2683. Neighboring Bitwise XOR

[mah-shamim]

Discussed in #1162

^{Originally posted by mah-shamim January 17, 2025}
Topics: Array, Bit Manipulation

A 0-indexed array derived with length n is derived by computing the bitwise XOR (⊕) of adjacent values in a binary array original of length n.

Specifically, for each index i in the range [0, n - 1]:

• If i = n - 1, then derived[i] = original[i] ⊕ original[0].
• Otherwise, derived[i] = original[i] ⊕ original[i + 1].

Given an array derived, your task is to determine whether there exists a valid binary array original that could have formed derived.

Return true if such an array exists or false otherwise.

• A binary array is an array containing only 0's and 1's

Example 1:

• Input: derived = [1,1,0]
• Output: true
• Explanation: A valid original array that gives derived is [0,1,0].
  derived[0] = original[0] ⊕ original[1] = 0 ⊕ 1 = 1
  derived[1] = original[1] ⊕ original[2] = 1 ⊕ 0 = 1
  derived[2] = original[2] ⊕ original[0] = 0 ⊕ 0 = 0

Example 2:

• Input: derived = [1,1]
• Output: true
• Explanation: A valid original array that gives derived is [0,1].
  derived[0] = original[0] ⊕ original[1] = 1
  derived[1] = original[1] ⊕ original[0] = 1

Example 3:

• Input: derived = [1,0]
• Output: false
• Explanation: There is no valid original array that gives derived.

Constraints:

• n == derived.length
• 1 <= n <= 105
• The values in derived are either 0's or 1's

Hint:

1. Understand that from the original element, we are using each element twice to construct the derived array
2. The xor-sum of the derived array should be 0 since there is always a duplicate occurrence of each element.

[mah-shamim]

To determine whether a valid binary array original exists that could form the given derived array, we can use the properties of XOR:

Key Observations:

1. Each derived[i] is the XOR of two adjacent elements in original:

   • For i = n - 1, derived[i] = original[n-1] ⊕ original[0].
   • Otherwise, derived[i] = original[i] ⊕ original[i+1].

2. XOR properties:

   • a ⊕ a = 0 (XOR of a number with itself is 0).
   • a ⊕ 0 = a (XOR of a number with 0 is the number itself).
   • XOR is commutative and associative.

3. To construct a valid original, the XOR of all elements in derived must equal 0. Why?

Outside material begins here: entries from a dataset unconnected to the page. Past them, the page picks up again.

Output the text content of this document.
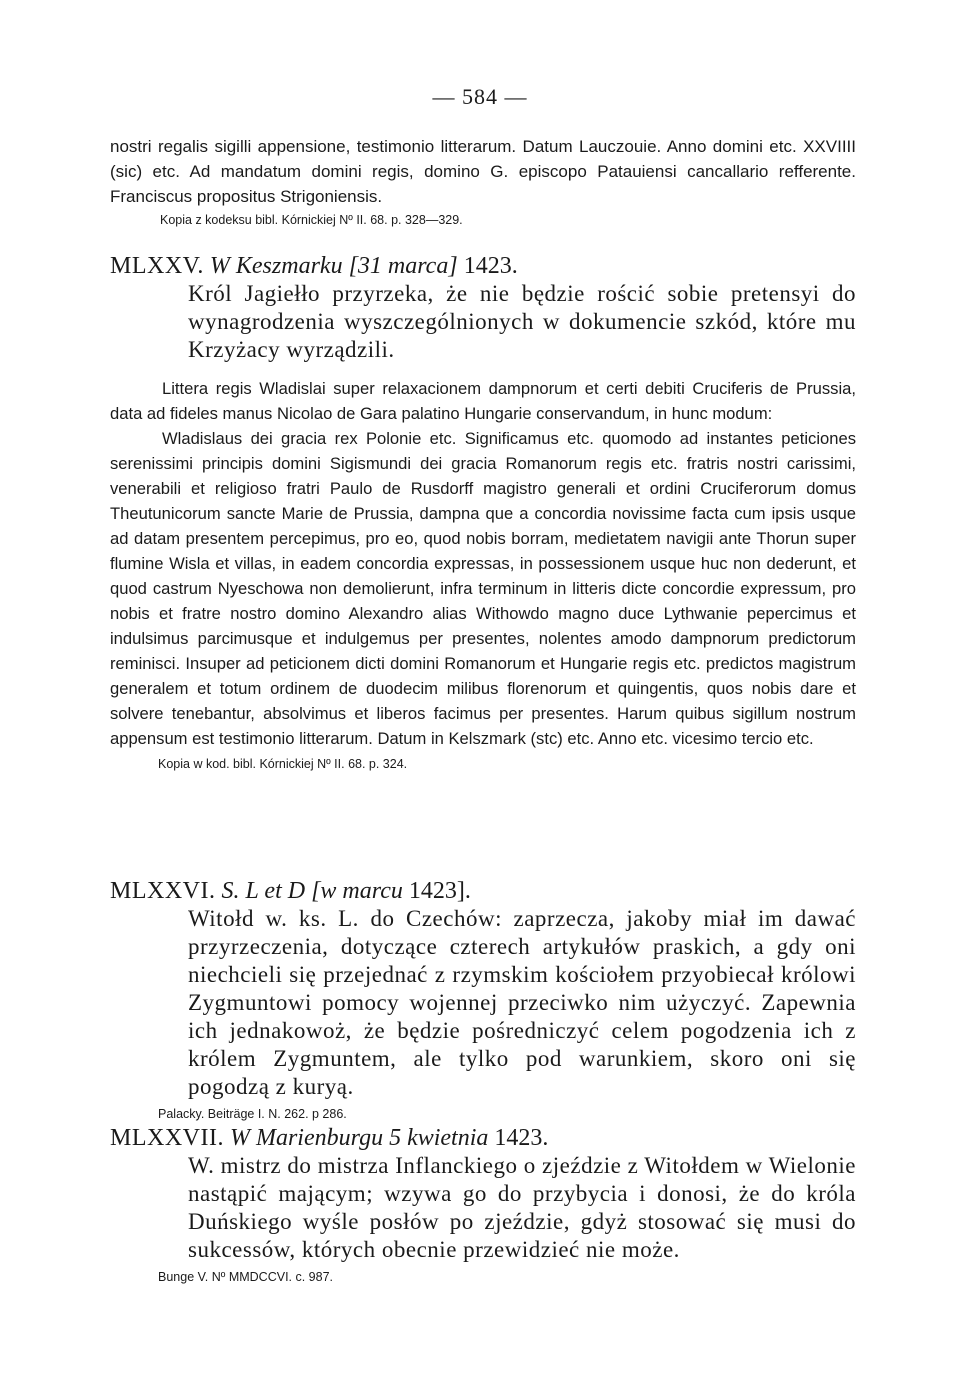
— 584 —
nostri regalis sigilli appensione, testimonio litterarum. Datum Lauczouie. Anno domini etc. XXVIIII (sic) etc. Ad mandatum domini regis, domino G. episcopo Patauiensi cancallario refferente. Franciscus propositus Strigoniensis.
Kopia z kodeksu bibl. Kórnickiej Nº II. 68. p. 328—329.
MLXXV. W Keszmarku [31 marca] 1423.
Król Jagiełło przyrzeka, że nie będzie rościć sobie pretensyi do wynagrodzenia wyszczególnionych w dokumencie szkód, które mu Krzyżacy wyrządzili.

Littera regis Wladislai super relaxacionem dampnorum et certi debiti Cruciferis de Prussia, data ad fideles manus Nicolao de Gara palatino Hungarie conservandum, in hunc modum:

Wladislaus dei gracia rex Polonie etc. Significamus etc. quomodo ad instantes peticiones serenissimi principis domini Sigismundi dei gracia Romanorum regis etc. fratris nostri carissimi, venerabili et religioso fratri Paulo de Rusdorff magistro generali et ordini Cruciferorum domus Theutunicorum sancte Marie de Prussia, dampna que a concordia novissime facta cum ipsis usque ad datam presentem percepimus, pro eo, quod nobis borram, medietatem navigii ante Thorun super flumine Wisla et villas, in eadem concordia expressas, in possessionem usque huc non dederunt, et quod castrum Nyeschowa non demolierunt, infra terminum in litteris dicte concordie expressum, pro nobis et fratre nostro domino Alexandro alias Withowdo magno duce Lythwanie pepercimus et indulsimus parcimusque et indulgemus per presentes, nolentes amodo dampnorum predictorum reminisci. Insuper ad peticionem dicti domini Romanorum et Hungarie regis etc. predictos magistrum generalem et totum ordinem de duodecim milibus florenorum et quingentis, quos nobis dare et solvere tenebantur, absolvimus et liberos facimus per presentes. Harum quibus sigillum nostrum appensum est testimonio litterarum. Datum in Kelszmark (stc) etc. Anno etc. vicesimo tercio etc.

Kopia w kod. bibl. Kórnickiej Nº II. 68. p. 324.
MLXXVI. S. L et D [w marcu 1423].
Witołd w. ks. L. do Czechów: zaprzecza, jakoby miał im dawać przyrzeczenia, dotyczące czterech artykułów praskich, a gdy oni niechcieli się przejednać z rzymskim kościołem przyobiecał królowi Zygmuntowi pomocy wojennej przeciwko nim użyczyć. Zapewnia ich jednakowoż, że będzie pośredniczyć celem pogodzenia ich z królem Zygmuntem, ale tylko pod warunkiem, skoro oni się pogodzą z kuryą.
Palacky. Beiträge I. N. 262. p 286.
MLXXVII. W Marienburgu 5 kwietnia 1423.
W. mistrz do mistrza Inflanckiego o zjeździe z Witołdem w Wielonie nastąpić mającym; wzywa go do przybycia i donosi, że do króla Duńskiego wyśle posłów po zjeździe, gdyż stosować się musi do sukcessów, których obecnie przewidzieć nie może.
Bunge V. Nº MMDCCVI. c. 987.
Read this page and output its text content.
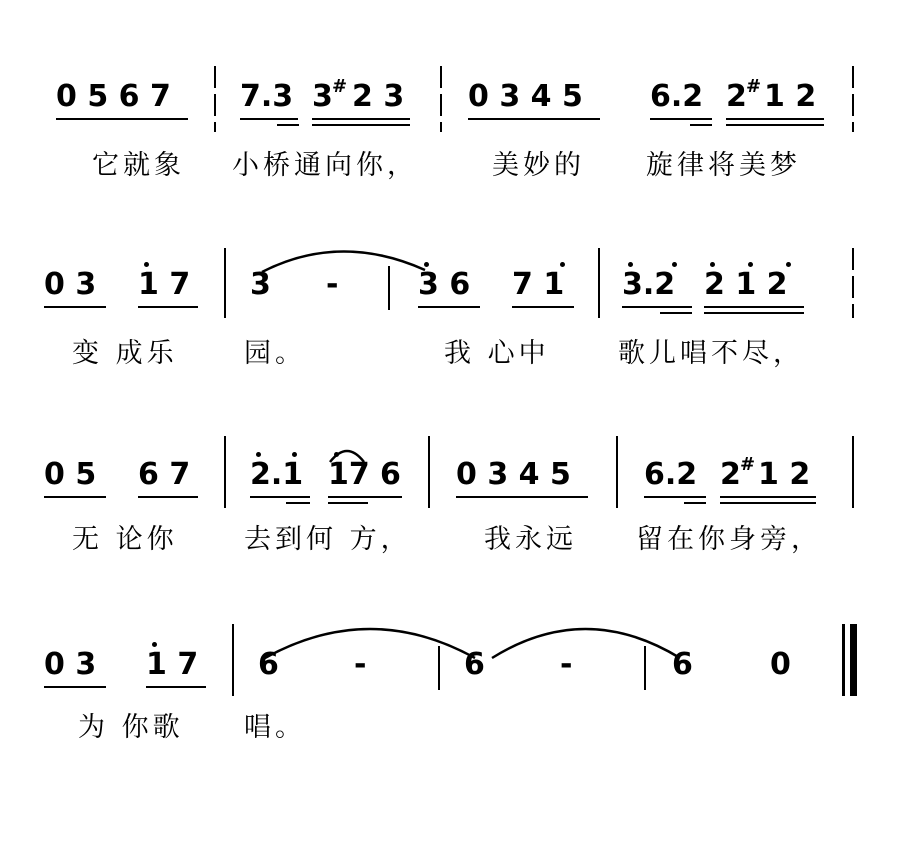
0 5 6 7 7.3 3 # 2 3 0 3 4 5 6.2 2 # 1 2
它就象 小桥通向你，	美妙的 旋律将美梦
0 3 1 7 3 -	3 6 7 1 3.2 2 1 2
变 成乐 园。	我 心中	歌儿唱不尽，
0 5 6 7 2.1 17 6 0 3 4 5 6.2 2 # 1 2
无 论你 去到何 方，	我永远 留在你身旁，
0 3 1 7 6	-	6	-	6	0
为 你歌 唱。
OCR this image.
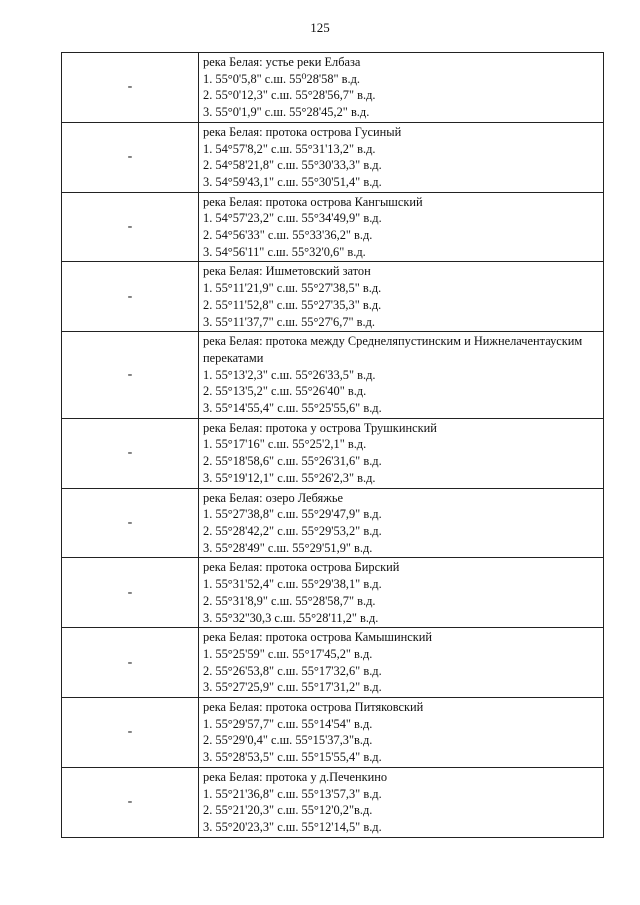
125
-	река Белая: устье реки Елбаза
1. 55°0'5,8" с.ш. 55⁰28'58" в.д.
2. 55°0'12,3" с.ш. 55°28'56,7" в.д.
3. 55°0'1,9" с.ш. 55°28'45,2" в.д.

-	река Белая: протока острова Гусиный
1. 54°57'8,2" с.ш. 55°31'13,2" в.д.
2. 54°58'21,8" с.ш. 55°30'33,3" в.д.
3. 54°59'43,1" с.ш. 55°30'51,4" в.д.

-	река Белая: протока острова Кангышский
1. 54°57'23,2" с.ш. 55°34'49,9" в.д.
2. 54°56'33" с.ш. 55°33'36,2" в.д.
3. 54°56'11" с.ш. 55°32'0,6" в.д.

-	река Белая: Ишметовский затон
1. 55°11'21,9" с.ш. 55°27'38,5" в.д.
2. 55°11'52,8" с.ш. 55°27'35,3" в.д.
3. 55°11'37,7" с.ш. 55°27'6,7" в.д.

-	река Белая: протока между Среднеляпустинским и Нижнелачентауским перекатами
1. 55°13'2,3" с.ш. 55°26'33,5" в.д.
2. 55°13'5,2" с.ш. 55°26'40" в.д.
3. 55°14'55,4" с.ш. 55°25'55,6" в.д.

-	река Белая: протока у острова Трушкинский
1. 55°17'16" с.ш. 55°25'2,1" в.д.
2. 55°18'58,6" с.ш. 55°26'31,6" в.д.
3. 55°19'12,1" с.ш. 55°26'2,3" в.д.

-	река Белая: озеро Лебяжье
1. 55°27'38,8" с.ш. 55°29'47,9" в.д.
2. 55°28'42,2" с.ш. 55°29'53,2" в.д.
3. 55°28'49" с.ш. 55°29'51,9" в.д.

-	река Белая: протока острова Бирский
1. 55°31'52,4" с.ш. 55°29'38,1" в.д.
2. 55°31'8,9" с.ш. 55°28'58,7" в.д.
3. 55°32''30,3 с.ш. 55°28'11,2" в.д.

-	река Белая: протока острова Камышинский
1. 55°25'59" с.ш. 55°17'45,2" в.д.
2. 55°26'53,8" с.ш. 55°17'32,6" в.д.
3. 55°27'25,9" с.ш. 55°17'31,2" в.д.

-	река Белая: протока острова Питяковский
1. 55°29'57,7" с.ш. 55°14'54" в.д.
2. 55°29'0,4" с.ш. 55°15'37,3"в.д.
3. 55°28'53,5" с.ш. 55°15'55,4" в.д.

-	река Белая: протока у д.Печенкино
1. 55°21'36,8" с.ш. 55°13'57,3" в.д.
2. 55°21'20,3" с.ш. 55°12'0,2"в.д.
3. 55°20'23,3" с.ш. 55°12'14,5" в.д.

Because for a circular XOR relationship to work (start and end wrap back to the beginning), the cumulative XOR of derived should cancel out.

Steps:

1. Compute the XOR of all elements in derived.
2. If the result is 0, a valid original exists; otherwise, it does not.

Algorithm:

• Compute the XOR of all elements in derived.
• If the XOR is 0, return true.
• Otherwise, return false.

Let's implement this solution in PHP: 2683. Neighboring Bitwise XOR

<?php
/**
 * @param Integer[] $derived
 * @return Boolean
 */
function doesValidArrayExist($derived) {
    $xorSum = 0;

    // Compute the XOR of all elements in derived
    foreach ($derived as $value) {
        $xorSum ^= $value;
    }

    // If the XOR sum is 0, a valid original array exists
    return $xorSum === 0;
}

// Example 1
$derived1 = [1, 1, 0];
echo doesValidArrayExist($derived1) ? 'true' : 'false'; // Output: true

// Example 2
$derived2 = [1, 1];
echo doesValidArrayExist($derived2) ? 'true' : 'false'; // Output: true

// Example 3
$derived3 = [1, 0];
echo doesValidArrayExist($derived3) ? 'true' : 'false'; // Output: false
?>

Explanation:

1. We initialize $xorSum to 0.
2. For each element in derived, we XOR it with $xorSum.
3. At the end of the loop, $xorSum will contain the XOR of all elements in derived.
4. If $xorSum is 0, return true; otherwise, return false.

Complexity:

• Time Complexity: O(n), where n is the length of derived. We only iterate through the array once.
• Space Complexity: O(1), as we only use a single variable to compute the XOR.

This approach efficiently checks for the existence of a valid original array within the given constraints.